You should really read Jobs’ essay in its entirety, but here’s one other passage from it that’s worth highlighting (this one immediately precedes the one I quote below):
The second alternative is for Apple to license its FairPlay DRM technology to current and future competitors with the goal of achieving interoperability between different company’s players and music stores. On the surface, this seems like a good idea since it might offer customers increased choice now and in the future. And Apple might benefit by charging a small licensing fee for its FairPlay DRM. However, when we look a bit deeper, problems begin to emerge. The most serious problem is that licensing a DRM involves disclosing some of its secrets to many people in many companies, and history tells us that inevitably these secrets will leak. The Internet has made such leaks far more damaging, since a single leak can be spread worldwide in less than a minute. Such leaks can rapidly result in software programs available as free downloads on the Internet which will disable the DRM protection so that formerly protected songs can be played on unauthorized players.
An equally serious problem is how to quickly repair the damage caused by such a leak. A successful repair will likely involve enhancing the music store software, the music jukebox software, and the software in the players with new secrets, then transferring this updated software into the tens (or hundreds) of millions of Macs, Windows PCs and players already in use. This must all be done quickly and in a very coordinated way. Such an undertaking is very difficult when just one company controls all of the pieces. It is near impossible if multiple companies control separate pieces of the puzzle, and all of them must quickly act in concert to repair the damage from a leak.

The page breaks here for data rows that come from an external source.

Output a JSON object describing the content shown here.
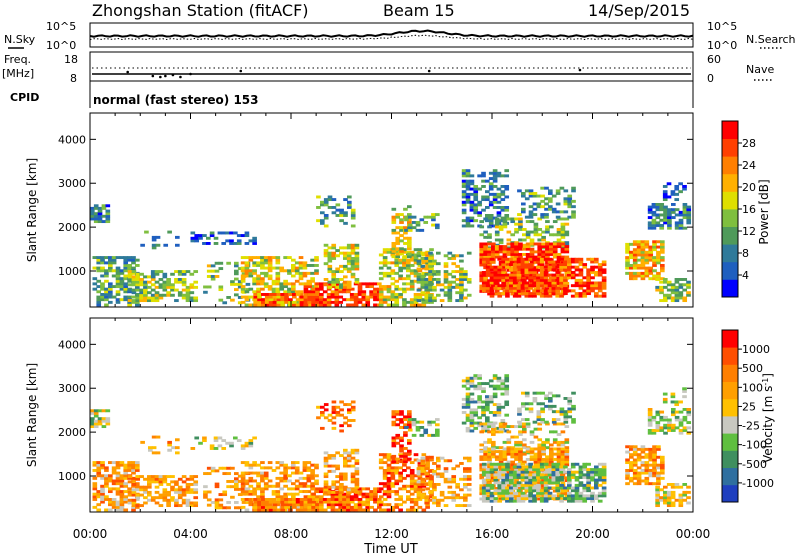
{
  "header": {
    "station": "Zhongshan Station (fitACF)",
    "beam": "Beam 15",
    "date": "14/Sep/2015"
  },
  "panels": {
    "nsky": {
      "label": "N.Sky",
      "ticks": [
        "10^5",
        "10^0"
      ],
      "right_ticks": [
        "10^5",
        "10^0"
      ],
      "right_label": "N.Search"
    },
    "freq": {
      "label_line1": "Freq.",
      "label_line2": "[MHz]",
      "ticks": [
        "18",
        "8"
      ],
      "right_ticks": [
        "60",
        "0"
      ],
      "right_label": "Nave"
    },
    "cpid": {
      "label": "CPID",
      "text": "normal (fast stereo) 153"
    }
  },
  "chart_data": [
    {
      "type": "heatmap",
      "name": "power",
      "ylabel": "Slant Range [km]",
      "yticks": [
        "4000",
        "3000",
        "2000",
        "1000"
      ],
      "ylim": [
        180,
        4600
      ],
      "xlabel": "Time UT",
      "xticks": [
        "00:00",
        "04:00",
        "08:00",
        "12:00",
        "16:00",
        "20:00",
        "00:00"
      ],
      "xlim_hours": [
        0,
        24
      ],
      "colorbar": {
        "label": "Power [dB]",
        "ticks": [
          "28",
          "24",
          "20",
          "16",
          "12",
          "8",
          "4"
        ],
        "colors": [
          "#0000ff",
          "#1f5fbf",
          "#2f7a9a",
          "#4f9a5a",
          "#7fbf3f",
          "#dfdf00",
          "#ffb000",
          "#ff7f00",
          "#ff3f00",
          "#ff0000"
        ]
      }
    },
    {
      "type": "heatmap",
      "name": "velocity",
      "ylabel": "Slant Range [km]",
      "yticks": [
        "4000",
        "3000",
        "2000",
        "1000"
      ],
      "ylim": [
        180,
        4600
      ],
      "xlabel": "Time UT",
      "xticks": [
        "00:00",
        "04:00",
        "08:00",
        "12:00",
        "16:00",
        "20:00",
        "00:00"
      ],
      "xlim_hours": [
        0,
        24
      ],
      "colorbar": {
        "label": "Velocity [m s-1]",
        "ticks": [
          "1000",
          "500",
          "100",
          "25",
          "-25",
          "-100",
          "-500",
          "-1000"
        ],
        "colors": [
          "#1f3fbf",
          "#2f6f9f",
          "#3f8f5f",
          "#5fbf3f",
          "#c8c8c0",
          "#ffc000",
          "#ff9f00",
          "#ff7f00",
          "#ff4f00",
          "#ff0000"
        ]
      }
    }
  ]
}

Apple has concluded that if it licenses FairPlay to others, it can no longer guarantee to protect the music it licenses from the big four music companies. Perhaps this same conclusion contributed to Microsoft’s recent decision to switch their emphasis from an “open” model of licensing their DRM to others to a “closed” model of offering a proprietary music store, proprietary jukebox software and proprietary players.

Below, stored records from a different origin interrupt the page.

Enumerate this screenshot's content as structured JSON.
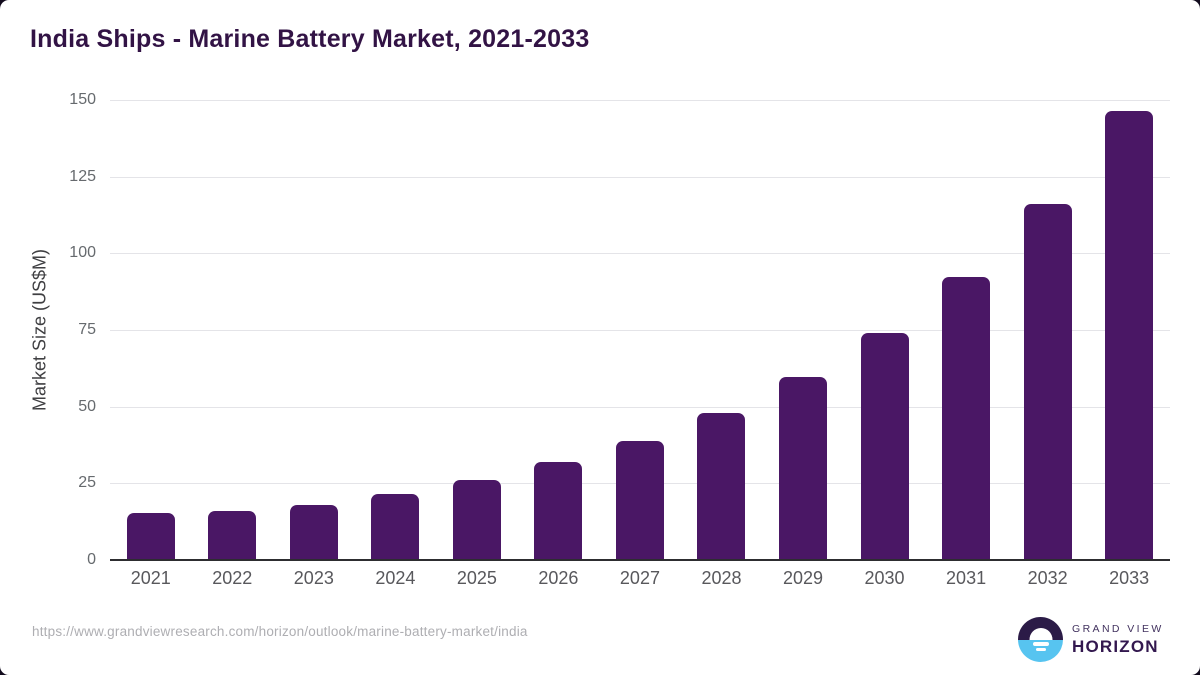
{
  "title": "India Ships - Marine Battery Market, 2021-2033",
  "footer": {
    "source_url": "https://www.grandviewresearch.com/horizon/outlook/marine-battery-market/india"
  },
  "logo": {
    "icon": "grand-view-horizon-sunrise-icon",
    "line1": "GRAND VIEW",
    "line2": "HORIZON"
  },
  "colors": {
    "bar": "#4a1765",
    "title_text": "#321345",
    "axis_label_text": "#58585c",
    "tick_text": "#666a6e",
    "gridline": "#e4e4e8",
    "axis_line": "#2d2d30",
    "page_background_behind_card": "#120b1d",
    "card_background": "#ffffff",
    "logo_navy": "#2b1b47",
    "logo_blue": "#57c4f0"
  },
  "chart_data": {
    "type": "bar",
    "title": "India Ships - Marine Battery Market, 2021-2033",
    "xlabel": "",
    "ylabel": "Market Size (US$M)",
    "categories": [
      "2021",
      "2022",
      "2023",
      "2024",
      "2025",
      "2026",
      "2027",
      "2028",
      "2029",
      "2030",
      "2031",
      "2032",
      "2033"
    ],
    "values": [
      15.4,
      16.0,
      18.1,
      21.6,
      26.2,
      31.8,
      38.9,
      48.0,
      59.6,
      74.1,
      92.4,
      116.0,
      146.3
    ],
    "ylim": [
      0,
      150
    ],
    "yticks": [
      0,
      25,
      50,
      75,
      100,
      125,
      150
    ],
    "grid": true,
    "legend": "none",
    "bar_color": "#4a1765"
  }
}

This echoes a point I’ve made before: there is no such thing as an open DRM standard. By definition, an open standard is available for anyone to look at. And by its nature, DRM requires that at least some details of a DRM standard be secret, which means that it cannot be open. “Open DRM” is simply a contradiction in terms.
Wow.
Steve Jobs just posted an essay on DRM on Apple’s website. I started reading it expecting to hate it, until I got to this:
The third alternative is to abolish DRMs entirely. Imagine a world where every online store sells DRM-free music encoded in open licensable formats. In such a world, any player can play music purchased from any store, and any store can sell music which is playable on all players. This is clearly the best alternative for consumers, and Apple would embrace it in a heartbeat. If the big four music companies would license Apple their music without the requirement that it be protected with a DRM, we would switch to selling only DRM-free music on our iTunes store. Every iPod ever made will play this DRM-free music.

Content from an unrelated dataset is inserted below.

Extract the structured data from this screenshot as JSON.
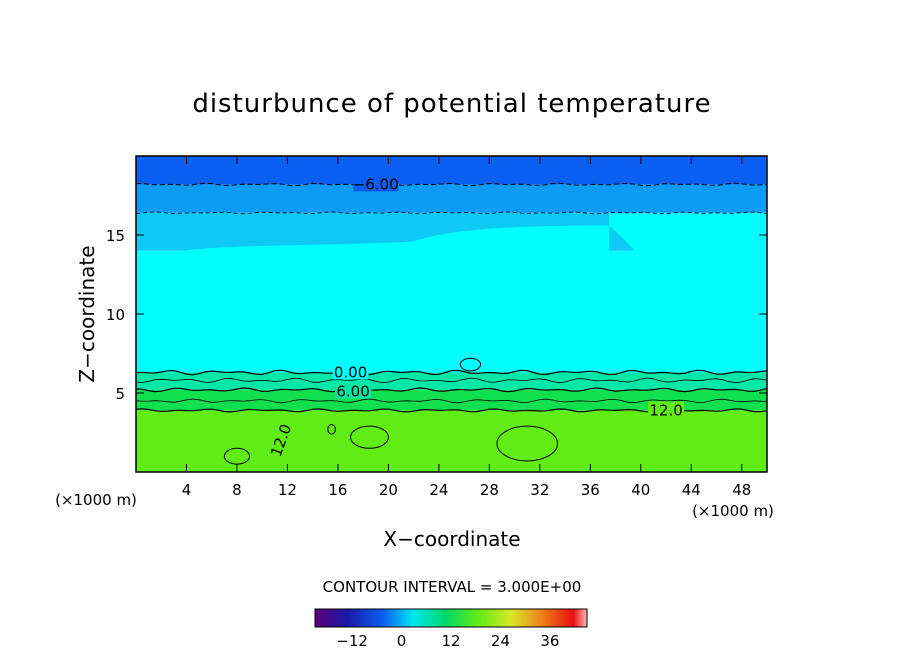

Why would the big four music companies agree to let Apple and others distribute their music without using DRM systems to protect it? The simplest answer is because DRMs haven’t worked, and may never work, to halt music piracy. Though the big four music companies require that all their music sold online be protected with DRMs, these same music companies continue to sell billions of CDs a year which contain completely unprotected music. That’s right! No DRM system was ever developed for the CD, so all the music distributed on CDs can be easily uploaded to the Internet, then (illegally) downloaded and played on any computer or player.